Back to work this week, both day-job and writing. As expected, it's been hard to get back into the groove, for both; I arrive at the end of each work day ready not to write, but to lay down on the couch and nap. Doesn't help that I got two story rejections, one after another, this week, both stories and markets I had high hopes for.
That knocked me sideways for a bit. I started to wonder if I should maybe switch to self-publishing, just give up on submitting to markets. Or maybe give up on publishing altogether; just write the things, share them with friends, and that's it.
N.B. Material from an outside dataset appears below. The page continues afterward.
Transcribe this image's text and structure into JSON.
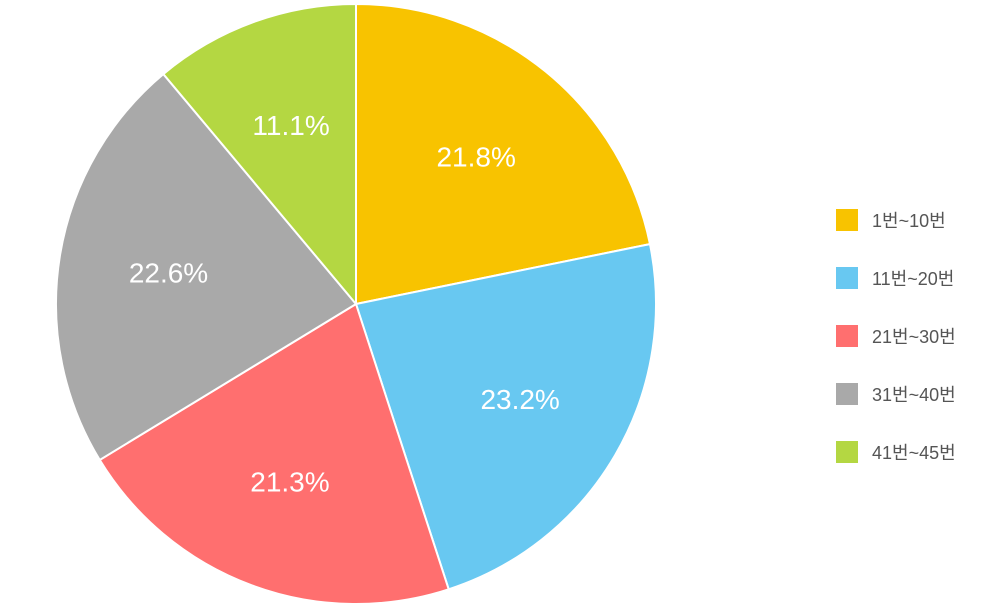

But then I read this piece by Tobias S Buckell on the SFWA blog. It's from 2013 -- a blast from a better past? -- but it hit home for me yesterday. I urge you to read the whole thing, but this is the passage that struck my heart like a bell:
I’m thinking of this because I recently sold a short story that had been rejected 18 times before. It has been going out for 13 years, making the rounds steadily for all this time. It’s one of three stories that I haven’t trunked b/c I still like them. It still has a spark of something that keeps my belief in it alive.
None of my stories, even the ones I've been sending out for a few years, have near that number of rejections yet. And here I am wondering if they'll ever find a home! But my despair is linked directly to my belief; they still have that "spark of something" he mentions that makes me still like them.
So I'm going to keep sending them out. And as for the two new stories I started earlier this month: I've edited one of them, and finished the first draft of the second. They'll soon join the flock of stories winging their way onto editor's desks, looking for a home.